Genome Sequencing Center, HudsonAlpha Institute for Biotechnology, Huntsville, United States.
Joint Genome Institute, Lawrence Berkeley National Laboratory, Berkeley, United States.
Elife. 2022 Sep 9;11:e78526. doi: 10.7554/eLife.78526.

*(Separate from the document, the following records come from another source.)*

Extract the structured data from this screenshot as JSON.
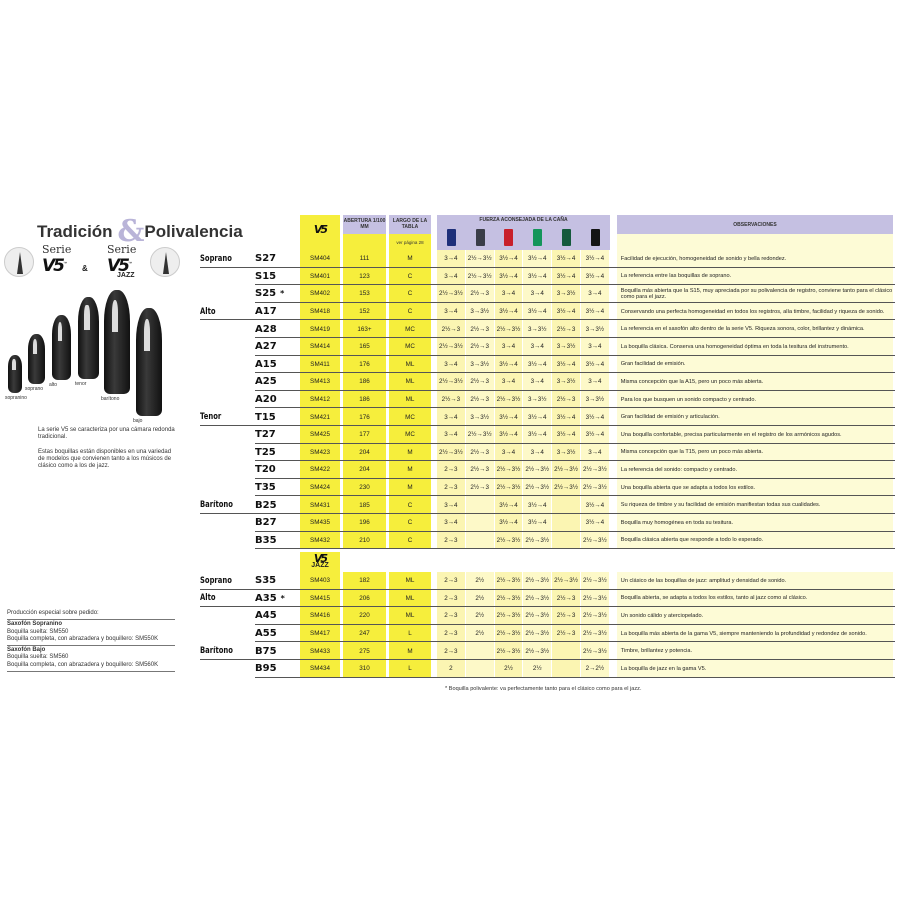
{
  "title": {
    "left": "Tradición",
    "amp": "&",
    "right": "Polivalencia"
  },
  "series": [
    {
      "serie": "Serie",
      "logo": "V5",
      "tm": "™",
      "jazz": ""
    },
    {
      "serie": "Serie",
      "logo": "V5",
      "tm": "™",
      "jazz": "JAZZ"
    }
  ],
  "series_join": "&",
  "mouthpieces": [
    "sopranino",
    "soprano",
    "alto",
    "tenor",
    "barítono",
    "bajo"
  ],
  "intro": [
    "La serie V5 se caracteriza por una cámara redonda tradicional.",
    "Estas boquillas están disponibles en una variedad de modelos que convienen tanto a los músicos de clásico como a los de jazz."
  ],
  "special": {
    "heading": "Producción especial sobre pedido:",
    "items": [
      {
        "name": "Saxofón Sopranino",
        "lines": [
          "Boquilla suelta: SM550",
          "Boquilla completa, con abrazadera y boquillero: SM550K"
        ]
      },
      {
        "name": "Saxofón Bajo",
        "lines": [
          "Boquilla suelta: SM560",
          "Boquilla completa, con abrazadera y boquillero: SM560K"
        ]
      }
    ]
  },
  "header": {
    "logo": "V5",
    "abertura": "ABERTURA 1/100 MM",
    "largo": "LARGO DE LA TABLA",
    "largo_note": "ver página 28",
    "fuerza": "FUERZA ACONSEJADA DE LA CAÑA",
    "observaciones": "OBSERVACIONES",
    "reeds": [
      {
        "icon": "reed-box-blue-icon",
        "color": "#1e2f7a"
      },
      {
        "icon": "reed-box-grey-icon",
        "color": "#3a3d48"
      },
      {
        "icon": "reed-box-red-icon",
        "color": "#c8202a"
      },
      {
        "icon": "reed-box-green-icon",
        "color": "#14955a"
      },
      {
        "icon": "reed-box-darkgreen-icon",
        "color": "#155a3c"
      },
      {
        "icon": "reed-box-black-icon",
        "color": "#141414"
      }
    ]
  },
  "rows": [
    {
      "family": "Soprano",
      "model": "S27",
      "star": "",
      "ref": "SM404",
      "ab": "111",
      "lg": "M",
      "reeds": [
        "3→4",
        "2½→3½",
        "3½→4",
        "3½→4",
        "3½→4",
        "3½→4"
      ],
      "obs": "Facilidad de ejecución, homogeneidad de sonido y bella redondez."
    },
    {
      "family": "",
      "model": "S15",
      "star": "",
      "ref": "SM401",
      "ab": "123",
      "lg": "C",
      "reeds": [
        "3→4",
        "2½→3½",
        "3½→4",
        "3½→4",
        "3½→4",
        "3½→4"
      ],
      "obs": "La referencia entre las boquillas de soprano."
    },
    {
      "family": "",
      "model": "S25",
      "star": "*",
      "ref": "SM402",
      "ab": "153",
      "lg": "C",
      "reeds": [
        "2½→3½",
        "2½→3",
        "3→4",
        "3→4",
        "3→3½",
        "3→4"
      ],
      "obs": "Boquilla más abierta que la S15, muy apreciada por su polivalencia de registro, conviene tanto para el clásico como para el jazz."
    },
    {
      "family": "Alto",
      "model": "A17",
      "star": "",
      "ref": "SM418",
      "ab": "152",
      "lg": "C",
      "reeds": [
        "3→4",
        "3→3½",
        "3½→4",
        "3½→4",
        "3½→4",
        "3½→4"
      ],
      "obs": "Conservando una perfecta homogeneidad en todos los registros, alía timbre, facilidad y riqueza de sonido."
    },
    {
      "family": "",
      "model": "A28",
      "star": "",
      "ref": "SM419",
      "ab": "163+",
      "lg": "MC",
      "reeds": [
        "2½→3",
        "2½→3",
        "2½→3½",
        "3→3½",
        "2½→3",
        "3→3½"
      ],
      "obs": "La referencia en el saxofón alto dentro de la serie V5. Riqueza sonora, color, brillantez y dinámica."
    },
    {
      "family": "",
      "model": "A27",
      "star": "",
      "ref": "SM414",
      "ab": "165",
      "lg": "MC",
      "reeds": [
        "2½→3½",
        "2½→3",
        "3→4",
        "3→4",
        "3→3½",
        "3→4"
      ],
      "obs": "La boquilla clásica. Conserva una homogeneidad óptima en toda la tesitura del instrumento."
    },
    {
      "family": "",
      "model": "A15",
      "star": "",
      "ref": "SM411",
      "ab": "176",
      "lg": "ML",
      "reeds": [
        "3→4",
        "3→3½",
        "3½→4",
        "3½→4",
        "3½→4",
        "3½→4"
      ],
      "obs": "Gran facilidad de emisión."
    },
    {
      "family": "",
      "model": "A25",
      "star": "",
      "ref": "SM413",
      "ab": "186",
      "lg": "ML",
      "reeds": [
        "2½→3½",
        "2½→3",
        "3→4",
        "3→4",
        "3→3½",
        "3→4"
      ],
      "obs": "Misma concepción que la A15, pero un poco más abierta."
    },
    {
      "family": "",
      "model": "A20",
      "star": "",
      "ref": "SM412",
      "ab": "186",
      "lg": "ML",
      "reeds": [
        "2½→3",
        "2½→3",
        "2½→3½",
        "3→3½",
        "2½→3",
        "3→3½"
      ],
      "obs": "Para los que busquen un sonido compacto y centrado."
    },
    {
      "family": "Tenor",
      "model": "T15",
      "star": "",
      "ref": "SM421",
      "ab": "176",
      "lg": "MC",
      "reeds": [
        "3→4",
        "3→3½",
        "3½→4",
        "3½→4",
        "3½→4",
        "3½→4"
      ],
      "obs": "Gran facilidad de emisión y articulación."
    },
    {
      "family": "",
      "model": "T27",
      "star": "",
      "ref": "SM425",
      "ab": "177",
      "lg": "MC",
      "reeds": [
        "3→4",
        "2½→3½",
        "3½→4",
        "3½→4",
        "3½→4",
        "3½→4"
      ],
      "obs": "Una boquilla confortable, precisa particularmente en el registro de los armónicos agudos."
    },
    {
      "family": "",
      "model": "T25",
      "star": "",
      "ref": "SM423",
      "ab": "204",
      "lg": "M",
      "reeds": [
        "2½→3½",
        "2½→3",
        "3→4",
        "3→4",
        "3→3½",
        "3→4"
      ],
      "obs": "Misma concepción que la T15, pero un poco más abierta."
    },
    {
      "family": "",
      "model": "T20",
      "star": "",
      "ref": "SM422",
      "ab": "204",
      "lg": "M",
      "reeds": [
        "2→3",
        "2½→3",
        "2½→3½",
        "2½→3½",
        "2½→3½",
        "2½→3½"
      ],
      "obs": "La referencia del sonido: compacto y centrado."
    },
    {
      "family": "",
      "model": "T35",
      "star": "",
      "ref": "SM424",
      "ab": "230",
      "lg": "M",
      "reeds": [
        "2→3",
        "2½→3",
        "2½→3½",
        "2½→3½",
        "2½→3½",
        "2½→3½"
      ],
      "obs": "Una boquilla abierta que se adapta a todos los estilos."
    },
    {
      "family": "Barítono",
      "model": "B25",
      "star": "",
      "ref": "SM431",
      "ab": "185",
      "lg": "C",
      "reeds": [
        "3→4",
        "",
        "3½→4",
        "3½→4",
        "",
        "3½→4"
      ],
      "obs": "Su riqueza de timbre y su facilidad de emisión manifiestan todas sus cualidades."
    },
    {
      "family": "",
      "model": "B27",
      "star": "",
      "ref": "SM435",
      "ab": "196",
      "lg": "C",
      "reeds": [
        "3→4",
        "",
        "3½→4",
        "3½→4",
        "",
        "3½→4"
      ],
      "obs": "Boquilla muy homogénea en toda su tesitura."
    },
    {
      "family": "",
      "model": "B35",
      "star": "",
      "ref": "SM432",
      "ab": "210",
      "lg": "C",
      "reeds": [
        "2→3",
        "",
        "2½→3½",
        "2½→3½",
        "",
        "2½→3½"
      ],
      "obs": "Boquilla clásica abierta que responde a todo lo esperado."
    }
  ],
  "jazz_header": {
    "logo": "V5",
    "sub": "JAZZ"
  },
  "jazz_rows": [
    {
      "family": "Soprano",
      "model": "S35",
      "star": "",
      "ref": "SM403",
      "ab": "182",
      "lg": "ML",
      "reeds": [
        "2→3",
        "2½",
        "2½→3½",
        "2½→3½",
        "2½→3½",
        "2½→3½"
      ],
      "obs": "Un clásico de las boquillas de jazz: amplitud y densidad de sonido."
    },
    {
      "family": "Alto",
      "model": "A35",
      "star": "*",
      "ref": "SM415",
      "ab": "206",
      "lg": "ML",
      "reeds": [
        "2→3",
        "2½",
        "2½→3½",
        "2½→3½",
        "2½→3",
        "2½→3½"
      ],
      "obs": "Boquilla abierta, se adapta a todos los estilos, tanto al jazz como al clásico."
    },
    {
      "family": "",
      "model": "A45",
      "star": "",
      "ref": "SM416",
      "ab": "220",
      "lg": "ML",
      "reeds": [
        "2→3",
        "2½",
        "2½→3½",
        "2½→3½",
        "2½→3",
        "2½→3½"
      ],
      "obs": "Un sonido cálido y aterciopelado."
    },
    {
      "family": "",
      "model": "A55",
      "star": "",
      "ref": "SM417",
      "ab": "247",
      "lg": "L",
      "reeds": [
        "2→3",
        "2½",
        "2½→3½",
        "2½→3½",
        "2½→3",
        "2½→3½"
      ],
      "obs": "La boquilla más abierta de la gama V5, siempre manteniendo la profundidad y redondez de sonido."
    },
    {
      "family": "Barítono",
      "model": "B75",
      "star": "",
      "ref": "SM433",
      "ab": "275",
      "lg": "M",
      "reeds": [
        "2→3",
        "",
        "2½→3½",
        "2½→3½",
        "",
        "2½→3½"
      ],
      "obs": "Timbre, brillantez y potencia."
    },
    {
      "family": "",
      "model": "B95",
      "star": "",
      "ref": "SM434",
      "ab": "310",
      "lg": "L",
      "reeds": [
        "2",
        "",
        "2½",
        "2½",
        "",
        "2→2½"
      ],
      "obs": "La boquilla de jazz en la gama V5."
    }
  ],
  "footnote": "* Boquilla polivalente: va perfectamente tanto para el clásico como para el jazz."
}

The development of multiple chromosome-scale reference genome sequences in many taxonomic groups has yielded a high-resolution view of the patterns and processes of molecular evolution. Nonetheless, leveraging information across multiple genomes remains a significant challenge in nearly all eukaryotic systems. These challenges range from studying the evolution of chromosome structure, to finding candidate genes for quantitative trait loci, to testing hypotheses about speciation and adaptation. Here, we present GENESPACE, which addresses these challenges by integrating conserved gene order and orthology to define the expected physical position of all genes across multiple genomes. We demonstrate this utility by dissecting presence-absence, copy-number, and structural variation at three levels of biological organization: spanning 300 million years of vertebrate sex chromosome evolution, across the diversity of the Poaceae (grass) plant family, and among 26 maize cultivars. The methods to build and visualize syntenic orthology in the GENESPACE R package offer a significant addition to existing gene family and synteny programs, especially in polyploid, outbred, and other complex genomes.
在许多分类群中,多个染色体级别的参考基因组序列的发展提供了对分子进化模式和过程的高分辨率观察。尽管如此,在几乎所有真核生物系统中,跨多个基因组利用信息仍然是一个重大挑战。这些挑战范围从研究染色体结构的进化,到寻找数量性状位点的候选基因,再到检验关于物种形成和适应的假说。在这里,我们提出了 GENESPACE,它通过整合保守的基因顺序和同源性来定义多个基因组中所有基因的预期物理位置,从而解决了这些挑战。我们通过剖析三个生物学组织层次的存在缺失、拷贝数和结构变异来证明这种效用:跨越了 3 亿年的脊椎动物性染色体进化,跨越了禾本科(草)植物家族的多样性,以及在 26 个玉米品种之间。在 GENESPACE R 包中构建和可视化同线性同源性的方法为现有基因家族和同线性程序提供了重要补充,特别是在多倍体、杂交和其他复杂基因组中。